Klachtenregeling gemeente Duiven

Geldend van 01-12-2012 t/m heden

Intitulé

Klachtenregeling gemeente Duiven

HOOFDSTUK 1: BEGRIPSOMSCHRIJVING EN ALGEMENE BEPALINGEN

Artikel 1 Begripsomschrijving

In deze verordening wordt verstaan onder:

  • a.

    klacht: een uiting van ongenoegen over de wijze waarop een bestuursorgaan of een ambtenaar van de gemeente zich in een bepaalde aangelegenheid jegens een natuurlijk persoon of rechtspersoon heeft gedragen;

  • b.

    bestuursorgaan: 1. de gemeenteraad;

    • 2. (een lid van) het college van burgemeester en wethouders;

    • 3. de burgemeester.

  • c.

    gedraging: het in een bepaalde aangelegenheid jegens een natuurlijk persoon of een rechtspersoon handelen of nalaten te handelen door:

    • 1.

      een bestuursorgaan;

    • 2.

      een ambtenaar of een daarmee op grond van diens werkzaamheid gelijk te stellen persoon (inclusief arbeidscontractanten) in de uitoefening van zijn functie, alsmede een gewezen ambtenaar.

  • d.

    klager: de natuurlijke of rechtspersoon;

  • e.

    afdelings hoofd: het hoofd van een afdeling van de ambtelijke organisatie;

  • f.

    klacht en coördinator: een door burgemeester en wethouders aangestelde functionaris die tot taak heeft te bevorderen dat klachten tijdig, correct en op een uniforme wijze worden afgehandeld.

Artikel 2 Algemene bepalingen

  • 1. De behandeling van klachten vindt plaats overeenkomstig de bepalingen van de afdelingen 9.1 en 9.2 van de Algemene wet bestuursrecht (hierna: Awb);

  • 2. In aanvulling hierop zijn de volgende bepalingen van toepassing.

HOOFDSTUK 2: INDIENING VAN KLACHTEN

Artikel 3 Indiening van klachten

  • 1. Een klacht kan mondeling of schriftelijk worden ingediend.

  • 2. De klacht dient zo spoedig mogelijk, doch uiterlijk binnen één jaar nadat de gedraging heeft plaatsgevonden, te worden ingediend.

  • 3. Alle klachten worden geregistreerd, evenals de wijze waarop zij zijn afgedaan.

Artikel 4 Mondelinge indiening klachten

Een mondeling ingediende klacht wordt op schrift gesteld door degene die de klacht in ontvangst neemt.

Artikel 5 Schriftelijke indiening klachten

  • 1. Een klacht kan schriftelijk worden ingediend bij het college van burgemeester en wethouders.
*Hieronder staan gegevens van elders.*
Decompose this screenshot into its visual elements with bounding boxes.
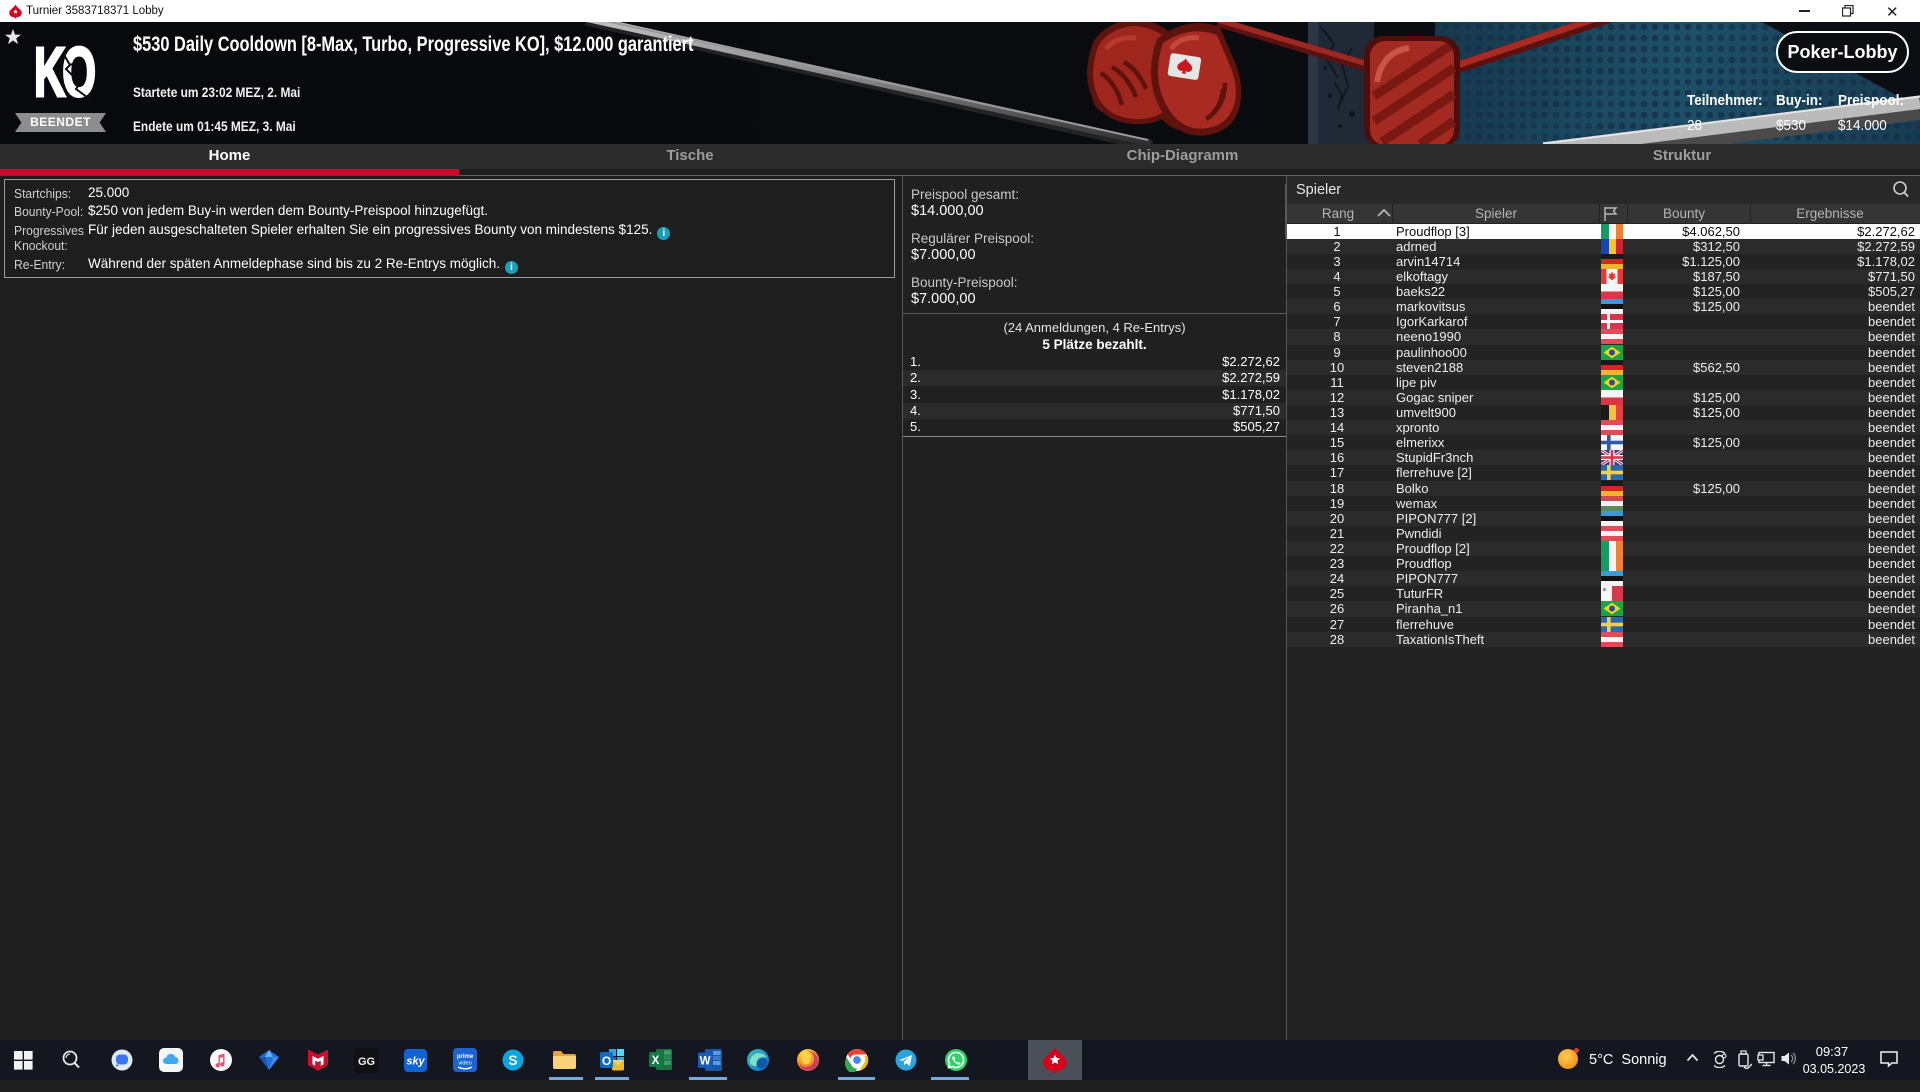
svg-text:S: S [508,1053,517,1068]
svg-text:O: O [602,1054,611,1068]
svg-text:sky: sky [406,1056,425,1068]
svg-text:video: video [458,1061,471,1067]
svg-text:GG: GG [358,1056,375,1068]
svg-text:X: X [652,1055,660,1067]
svg-text:prime: prime [457,1054,474,1060]
svg-text:W: W [700,1056,711,1068]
  • 2. De klacht wordt ondertekend en bevat ten minste:

    • a.

      de naam en het adres van de klager; b. de dagtekening;

    • c.

      zo duidelijk mogelijk, een omschrijving van de gedraging (datum, tijdstip) waarop de klacht betrekking heeft en mededeling van wie zich aldus heeft gedragen; d. het feitelijk belang van klager met betrekking tot de gedraging en de reden waarom de klager meent hiertegen bezwaar te moeten maken.

Artikel 6 Registratie

Elke ingediende klacht over een gedraging wordt geregistreerd en in een gesloten envelop via de klachtencoördinator voorgelegd aan diegene die de klacht op grond van artikel 8 behandelt.

Artikel 7 Ontvangstbevestiging

  • 1. De ontvangst van een ingediende klacht wordt schriftelijk aan de klager bevestigd.

  • 2. In de bevestiging wordt meegedeeld door wie de klacht wordt behandeld en hoe de verdere gang van zaken is.

  • 3. Degene op wiens gedraging de klacht betrekking heeft krijgt de klacht, de daarbij meegezonden stukken en de ontvangstbevestiging in afschrift toegezonden in een gesloten envelop.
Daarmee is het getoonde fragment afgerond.